• Laith Sharba

Dolphins In Shark Bay Western Australia Have Friendship Relationship Like Humans

scientists from one of the top ten great universities in the United Kingdom University of Bristol had a science project to study one of the cutest and smartest marine animal, they studied the dolphin's relationships and behavior, they chose an amazing place on the plant Shark Bay in Western Australia.

Photo by Pablo Heimplatz on Unsplash

Shark Bay located in the farthest point of the west Australian continent, scientists consider this area as the oldest form of life because it has large seagrass beds it is estimated at 4,800 km2 which is a very rich source of food in the world made it home for many kinds of mammals like Dugong (sea cow) and dolphins the headline of Bristol University study.

Dugong (sea cow) Photo by Kris Mikael Krister on Unsplash

By studying a local society of dolphins in Shark Bay scientists from Bristol University found that dolphins can make close friends could continue for decades with other dolphins based on the same or common interest in this matter dolphins are very similar to humans.

As many mammals lived on the water of Shark Bay the scientists noticed that the indo-pacific bottlenose dolphins observed by marine sponges using it as a tool to find their food and keep going in their life, the dolphins realized that this technique kept them alive so they keen to teach their children and past their knowledge from generation to another to help them find food in deep levels of seawater channels. The dolphins female are well studied and very talented in this technique and they keen to teach little kids how to find their food but the scientists focused on male dolphins in this study.

Photo by Q.U.I on Unsplash

The study started in 2007 to 2015 the scientists collected data from 124 dolphins during the winter seasons in Shark Bay. the data was their behavior and gens and photographic data over the nine years of data collection they had huge data to analyzed and find the results the research team analyzed a sample of dolphins of thirty-seven male thirteen of them were spongers and twenty-four are non-spongers.

The long period of observation by the research time they noticed that the spongers dolphins spend more time with each other looking for the good food sources wile non-spongers don't. sponger dolphin made friends based on a similar interest which find food on the deep water channel and not relatedness or another factor.

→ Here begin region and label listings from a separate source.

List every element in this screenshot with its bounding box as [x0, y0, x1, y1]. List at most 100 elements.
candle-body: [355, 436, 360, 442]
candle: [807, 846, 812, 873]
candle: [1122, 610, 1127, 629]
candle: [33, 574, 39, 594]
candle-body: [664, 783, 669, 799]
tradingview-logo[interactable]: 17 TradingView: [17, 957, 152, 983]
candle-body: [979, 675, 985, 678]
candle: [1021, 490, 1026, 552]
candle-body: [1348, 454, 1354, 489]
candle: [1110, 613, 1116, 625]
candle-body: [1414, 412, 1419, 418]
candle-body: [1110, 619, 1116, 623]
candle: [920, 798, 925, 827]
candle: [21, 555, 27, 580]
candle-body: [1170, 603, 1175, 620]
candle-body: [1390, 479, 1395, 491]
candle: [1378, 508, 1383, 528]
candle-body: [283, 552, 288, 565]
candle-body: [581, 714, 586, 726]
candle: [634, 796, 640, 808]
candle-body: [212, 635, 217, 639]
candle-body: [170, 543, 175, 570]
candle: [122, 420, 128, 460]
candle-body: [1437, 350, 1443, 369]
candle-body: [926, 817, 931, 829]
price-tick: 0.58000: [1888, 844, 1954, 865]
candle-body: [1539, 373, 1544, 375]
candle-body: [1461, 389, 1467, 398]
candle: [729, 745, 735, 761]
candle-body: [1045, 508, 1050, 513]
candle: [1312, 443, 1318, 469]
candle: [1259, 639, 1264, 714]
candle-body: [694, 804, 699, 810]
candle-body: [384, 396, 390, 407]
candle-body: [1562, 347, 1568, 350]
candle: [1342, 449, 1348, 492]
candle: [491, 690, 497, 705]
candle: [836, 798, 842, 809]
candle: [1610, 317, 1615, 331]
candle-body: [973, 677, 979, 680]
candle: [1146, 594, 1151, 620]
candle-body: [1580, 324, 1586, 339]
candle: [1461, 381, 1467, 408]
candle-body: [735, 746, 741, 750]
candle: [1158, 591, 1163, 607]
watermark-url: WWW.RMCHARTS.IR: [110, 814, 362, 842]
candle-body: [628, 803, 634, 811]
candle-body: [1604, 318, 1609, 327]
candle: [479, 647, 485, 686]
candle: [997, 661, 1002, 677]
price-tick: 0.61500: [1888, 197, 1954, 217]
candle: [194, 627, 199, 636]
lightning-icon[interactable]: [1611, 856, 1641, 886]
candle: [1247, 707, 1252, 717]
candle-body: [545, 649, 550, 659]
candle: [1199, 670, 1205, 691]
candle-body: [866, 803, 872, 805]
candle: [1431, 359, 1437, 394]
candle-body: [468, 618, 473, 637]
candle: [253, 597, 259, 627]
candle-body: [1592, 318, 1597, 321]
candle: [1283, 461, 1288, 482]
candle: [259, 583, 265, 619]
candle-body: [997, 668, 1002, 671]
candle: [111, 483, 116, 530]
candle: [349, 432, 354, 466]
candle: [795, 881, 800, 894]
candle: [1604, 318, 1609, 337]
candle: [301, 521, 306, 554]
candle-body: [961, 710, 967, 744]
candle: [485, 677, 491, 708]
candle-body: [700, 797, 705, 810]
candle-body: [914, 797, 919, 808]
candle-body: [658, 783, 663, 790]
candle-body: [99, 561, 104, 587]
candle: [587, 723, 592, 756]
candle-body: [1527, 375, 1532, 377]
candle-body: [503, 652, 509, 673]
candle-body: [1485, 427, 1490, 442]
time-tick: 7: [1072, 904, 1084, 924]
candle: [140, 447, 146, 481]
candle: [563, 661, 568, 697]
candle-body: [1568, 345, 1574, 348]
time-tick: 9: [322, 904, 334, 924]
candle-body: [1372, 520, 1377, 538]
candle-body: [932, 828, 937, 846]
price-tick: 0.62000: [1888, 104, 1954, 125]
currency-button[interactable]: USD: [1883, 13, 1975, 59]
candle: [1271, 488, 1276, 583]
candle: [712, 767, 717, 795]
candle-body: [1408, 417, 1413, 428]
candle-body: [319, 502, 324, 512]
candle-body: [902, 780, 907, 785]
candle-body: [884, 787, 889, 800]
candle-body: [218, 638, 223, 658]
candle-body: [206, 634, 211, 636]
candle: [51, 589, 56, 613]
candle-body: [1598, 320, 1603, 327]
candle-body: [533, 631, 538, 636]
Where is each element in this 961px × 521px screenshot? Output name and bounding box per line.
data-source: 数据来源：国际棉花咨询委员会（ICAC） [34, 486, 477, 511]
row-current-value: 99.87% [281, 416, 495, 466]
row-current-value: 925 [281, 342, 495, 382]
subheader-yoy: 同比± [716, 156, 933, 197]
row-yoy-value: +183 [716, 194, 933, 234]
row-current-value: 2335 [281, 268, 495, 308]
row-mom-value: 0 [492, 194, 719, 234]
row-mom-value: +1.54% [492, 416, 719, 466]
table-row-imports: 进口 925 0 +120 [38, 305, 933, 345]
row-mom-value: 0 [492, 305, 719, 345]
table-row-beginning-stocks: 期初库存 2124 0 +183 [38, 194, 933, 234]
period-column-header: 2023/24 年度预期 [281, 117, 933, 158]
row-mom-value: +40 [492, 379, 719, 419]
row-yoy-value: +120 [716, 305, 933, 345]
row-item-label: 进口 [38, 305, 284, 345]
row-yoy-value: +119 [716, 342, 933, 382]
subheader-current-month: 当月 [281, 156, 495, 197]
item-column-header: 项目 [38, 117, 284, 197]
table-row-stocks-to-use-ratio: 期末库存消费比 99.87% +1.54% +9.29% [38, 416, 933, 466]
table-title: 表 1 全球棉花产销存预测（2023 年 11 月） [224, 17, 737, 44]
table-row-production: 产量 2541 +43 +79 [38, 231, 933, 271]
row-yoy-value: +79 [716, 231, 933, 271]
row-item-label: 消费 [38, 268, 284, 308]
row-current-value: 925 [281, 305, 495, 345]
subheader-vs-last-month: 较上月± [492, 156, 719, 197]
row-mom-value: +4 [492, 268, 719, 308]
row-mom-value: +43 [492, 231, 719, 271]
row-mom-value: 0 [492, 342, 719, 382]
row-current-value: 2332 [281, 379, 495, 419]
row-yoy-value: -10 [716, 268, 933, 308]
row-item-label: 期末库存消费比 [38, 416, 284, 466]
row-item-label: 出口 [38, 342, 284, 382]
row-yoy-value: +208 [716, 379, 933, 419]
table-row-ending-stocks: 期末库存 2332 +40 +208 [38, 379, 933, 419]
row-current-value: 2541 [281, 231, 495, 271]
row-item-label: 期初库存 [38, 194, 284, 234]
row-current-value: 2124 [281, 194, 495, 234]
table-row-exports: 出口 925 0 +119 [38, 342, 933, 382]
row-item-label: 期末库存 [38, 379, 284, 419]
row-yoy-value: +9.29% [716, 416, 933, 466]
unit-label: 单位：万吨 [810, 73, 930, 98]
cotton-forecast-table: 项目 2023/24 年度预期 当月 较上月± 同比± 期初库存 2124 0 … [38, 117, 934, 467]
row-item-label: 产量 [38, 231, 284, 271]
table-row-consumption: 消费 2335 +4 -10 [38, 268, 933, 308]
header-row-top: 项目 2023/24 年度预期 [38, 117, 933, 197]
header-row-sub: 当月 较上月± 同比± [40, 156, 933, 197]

According to Senior Research Associate at Bristol University Dr. Simon J Allen this process consumes a lot of time and it is large and individual work so it was long thought discordant with the needs of male dolphins in Shark Bay to invest time in forming close friendships with other dolphins.

A very expert researcher from the University of Zurich | UZH · Institute of Anthropology and Anthropological Museum and lead author of the study Manuela Bizzozzero said that male dolphins sowed us amazing social network system of making alliances with other males. These strong connections between males can remain for decades and are very important to each male's mating success.

We have to say thank you very much for the scientist's team from University Of Bristol and the Unversity Of Zurich for spent such a long time in this study it was about nine years of observation and data collection and gave us this very interest result now we know this smart animal share interest and make friends based on it. we also have to give credit to National Geographic Society which funded the study in cooperation with Australia's Sea World Research and Rescue Foundation Inc (SWRRFI) and Swiss National Science Foundation.